陸上競技者でありながら高校時代に共に挫折を経験した事のある、走(カケル)と灰二(ハイジ)。走(カケル)はハイジの薦めにより入寮する事となった竹青荘(通称アオタケ)、実は寛政大学陸上部の寮だったのです。
走(カケル)が入寮したことでアオタケの住人は10名となります。そしてここからが、寮長的な存在でもあるハイジが密かに温めていた深謀遠慮が実行に移されることとなります。つまり箱根駅伝出場に向け寮生10名が一丸となって次々とミラクルを巻き起こす物語が始まるのです。

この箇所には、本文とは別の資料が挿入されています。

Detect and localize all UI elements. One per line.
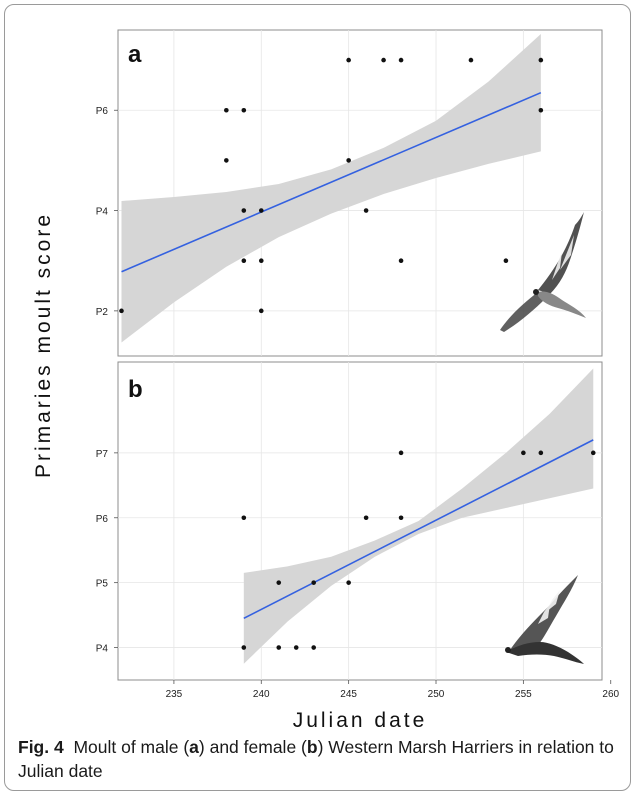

箱根駅伝を毎年欠かさずこの十数年見ている身としては、走(カケル)とハイジ以外がほぼど素人の集団、しかも誰一人欠ける事の出来ないたったの10名で10区間を走り切ることが出来るのか?そもそも予選会を通過できるのか?荒唐無稽すぎない!と思ったりもしますが、そこは小説、フィクションの世界です。ハイジが全員のレベルに寄り添った練習メニューを課し、それを必死でこなすチームメンバー。着実にチームの実力は上がって行くと共に読み手である私もどんどん感情移入して行きます(笑)。
冒頭も申し上げましたが、箱根駅伝の各区間の描写が実にリアルで、さすが評価の高いスポーツ小説と思いました。また、3作品しか三浦しをんさんの本は読んでいませんが、行間から感じられる優しさは作者の表現力なんでしょうか。
ハッピーエンドを良しとしない読者もいるかとは思いますが、たった10名で箱根駅伝を完走する青春群像劇は力をもらえる作品だと思います。